Medicare considering making telehealth expansion permanent, Verma says

May 27, 2020By Rich Daly, HFMA senior writer and editor

Medicare considering making telehealth expansion permanent, Verma says

  • Medicare is reviewing whether to make telehealth waivers permanent.
  • Waivers have expanded provider eligibility lists and available payment from Medicare.
  • Hospitals are asking Congress to expand other federal telehealth programs.  

Medicare is reviewing whether to make permanent a temporary expansion of telehealth services, among other coronavirus-related policy changes, the program’s leader said.

Seema Verma, administrator of the CMS, was asked in a May 26 call with reporters about the possibility that the telehealth waivers CMS has provided during the ongoing public health emergency (PHE) would be made permanent under a May 19 executive order. The executive order directed departments to consider making various temporary PHE policies permanent.

“We’re looking at all of the waivers we provided; we’re evaluating them to determine whether they should be extended past the coronavirus,” Verma said.

The extension of expanded telehealth benefits under Medicare likely would please many providers, which have vastly increased their use of such technology during the pandemic. For instance, Medicare telehealth visits have increased from about 12,000 per week to hundreds of thousands per week, said Kellyanne Conway, a White House counselor.

Provider support for the waivers was seen in surveys like a recent Premier survey of officials from 245 health systems and other providers. Among respondents, 93% wanted CMS to make permanent temporary telehealth waivers that allow any provider to earn full payment for virtual patient care visits provided to Medicare beneficiaries.

Available waivers

CMS has issued a range of telehealth waivers that apply to various components of providing and paying for such services, including:

  • Waiving limitations on the types of healthcare professionals eligible to offer telehealth services
  • Allowing hospitals to bill originating-site facility fees for telehealth services furnished by hospital-based practitioners
  • Allowing hospitals to bill for therapy, education and training services furnished remotely by hospital-based practitioners
  • Starting a sub-regulatory process to add new services to the list of Medicare services that may be offered via telehealth
  • Implementing CARES Act provisions to pay for telehealth services provided by rural health clinics and federally qualified health enters acting as distant sites
  • Broadening providers’ ability to furnish services via audio-only communication
  • Allowing CMS’s bundled payment program for opioid treatment plans to garner add-on payments for telehealth assessments of treatments and services

In addition to expanded use of telehealth, the HHS Office for Civil Rights on March 17 said it will waive potential HIPAA penalties in cases of good-faith use of telehealth via apps like FaceTime or Skype during the PHE.

Related efforts

Hospital advocates have been writing members of Congress to make some telehealth waivers permanent through the next round of major coronavirus legislation under consideration.

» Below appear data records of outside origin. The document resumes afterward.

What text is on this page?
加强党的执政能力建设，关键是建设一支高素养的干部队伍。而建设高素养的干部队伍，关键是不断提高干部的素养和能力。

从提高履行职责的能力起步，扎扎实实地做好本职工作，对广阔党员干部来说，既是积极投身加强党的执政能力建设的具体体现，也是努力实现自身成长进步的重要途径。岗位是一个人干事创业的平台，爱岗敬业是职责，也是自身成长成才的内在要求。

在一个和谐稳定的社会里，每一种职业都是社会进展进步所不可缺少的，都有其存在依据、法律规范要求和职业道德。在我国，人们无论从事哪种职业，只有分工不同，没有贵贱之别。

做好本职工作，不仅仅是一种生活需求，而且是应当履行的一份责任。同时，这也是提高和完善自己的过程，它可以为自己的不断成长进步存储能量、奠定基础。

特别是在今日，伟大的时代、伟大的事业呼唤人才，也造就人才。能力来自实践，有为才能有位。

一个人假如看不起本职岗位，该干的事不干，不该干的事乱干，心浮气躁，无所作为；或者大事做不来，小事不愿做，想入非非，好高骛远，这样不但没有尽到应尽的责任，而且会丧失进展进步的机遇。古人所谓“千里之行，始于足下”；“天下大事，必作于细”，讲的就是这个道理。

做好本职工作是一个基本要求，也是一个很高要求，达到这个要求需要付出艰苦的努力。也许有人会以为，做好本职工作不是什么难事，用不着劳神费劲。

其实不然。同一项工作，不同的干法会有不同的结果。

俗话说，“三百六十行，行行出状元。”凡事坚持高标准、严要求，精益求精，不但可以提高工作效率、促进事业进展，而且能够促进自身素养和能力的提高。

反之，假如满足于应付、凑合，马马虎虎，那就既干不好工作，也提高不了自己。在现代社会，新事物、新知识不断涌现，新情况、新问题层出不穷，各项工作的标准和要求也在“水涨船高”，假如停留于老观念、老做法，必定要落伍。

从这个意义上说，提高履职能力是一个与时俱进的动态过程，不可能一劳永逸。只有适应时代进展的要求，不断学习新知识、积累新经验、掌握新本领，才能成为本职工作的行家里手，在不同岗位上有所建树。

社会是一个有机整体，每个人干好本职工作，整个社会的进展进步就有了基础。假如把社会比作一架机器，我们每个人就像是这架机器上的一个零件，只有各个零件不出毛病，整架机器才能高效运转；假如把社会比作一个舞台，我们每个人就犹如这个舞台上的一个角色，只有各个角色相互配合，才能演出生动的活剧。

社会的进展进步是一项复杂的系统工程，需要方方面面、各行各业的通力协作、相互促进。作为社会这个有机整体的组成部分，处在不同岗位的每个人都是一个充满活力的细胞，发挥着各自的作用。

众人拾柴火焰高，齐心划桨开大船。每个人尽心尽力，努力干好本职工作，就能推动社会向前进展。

For instance, the Federation of American Hospitals (FAH) wrote congressional leaders an April 29 letter urging them to consider additional telehealth actions, including:

  • Expanding Federal Communications Commission (FCC) COVID-19 Telehealth Program eligibility to include for-profit hospitals
  • Allowing critical access hospitals to directly bill for behavioral health telehealth services, regardless of billing method
  • Expanding eligibility of the FCC’s Healthcare Connect Fund Program to include for-profit hospitals

Meanwhile, commercial health plans have had a mixed telehealth response to the pandemic.

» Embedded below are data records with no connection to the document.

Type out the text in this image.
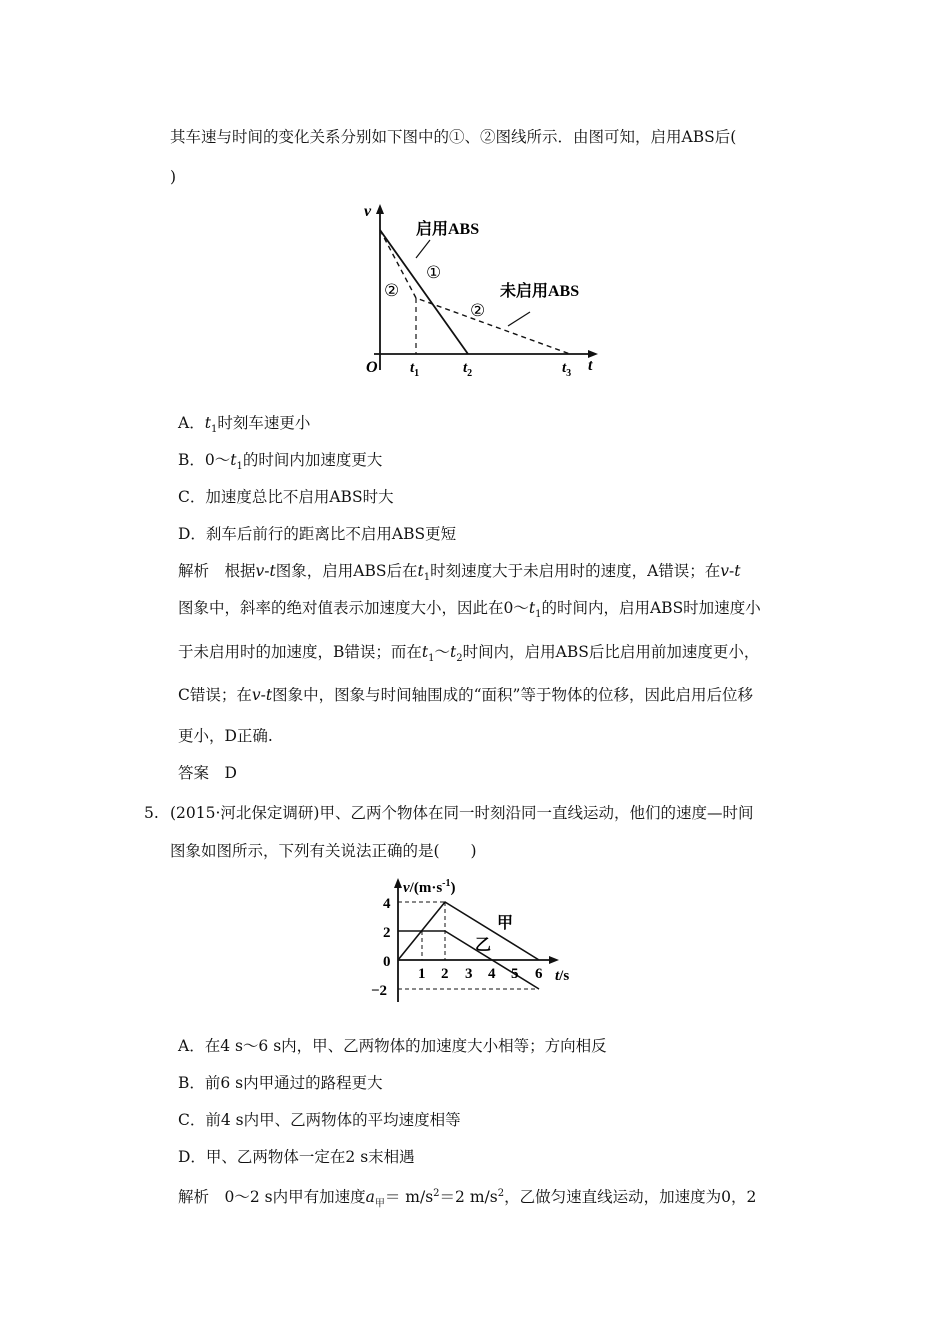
其车速与时间的变化关系分别如下图中的①、②图线所示．由图可知，启用ABS后(
)
v
t
O $t_1$	$t_2$	$t_3$
启用ABS
未启用ABS
①
②
②
A．$t_1$时刻车速更小
B．$0\sim t_1$的时间内加速度更大
C．加速度总比不启用ABS时大
D．刹车后前行的距离比不启用ABS更短
解析　根据v-t图象，启用ABS后在$t_1$时刻速度大于未启用时的速度，A错误；在v-t
图象中，斜率的绝对值表示加速度大小，因此在$0\sim t_1$的时间内，启用ABS时加速度小
于未启用时的加速度，B错误；而在$t_1\sim t_2$时间内，启用ABS后比启用前加速度更小，
C错误；在v-t图象中，图象与时间轴围成的“面积”等于物体的位移，因此启用后位移
更小，D正确.
答案　D
5. (2015·河北保定调研)甲、乙两个物体在同一时刻沿同一直线运动，他们的速度—时间
图象如图所示，下列有关说法正确的是(　　)
4
2
0
−2
1 2 3 4 5 6
$v/(m\cdot s^{-1})$
t/s
甲
乙
A．在4 s～6 s内，甲、乙两物体的加速度大小相等；方向相反
B．前6 s内甲通过的路程更大
C．前4 s内甲、乙两物体的平均速度相等
D．甲、乙两物体一定在2 s末相遇
解析　0～2 s内甲有加速度$a_甲= m/s^2=2$ $m/s^2$，乙做匀速直线运动，加速度为0，2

Some hospitals have complained that they have received either reduced or no payments for services that were shifted to telehealth after governors ordered them to suspend in-person nonemergent services.

But many other private health plans have expanded eligibility and payments for such care. For instance, Priority Health has waived Medicare Advantage cost-sharing for in-person and telehealth primary care services through the end of the year.

One indication that telehealth visits may have peaked was a new Commonwealth Fund report that  found telehealth visits decreased slightly from mid-April to mid-May, while in-person outpatient visits are increasing in some areas of the U.S.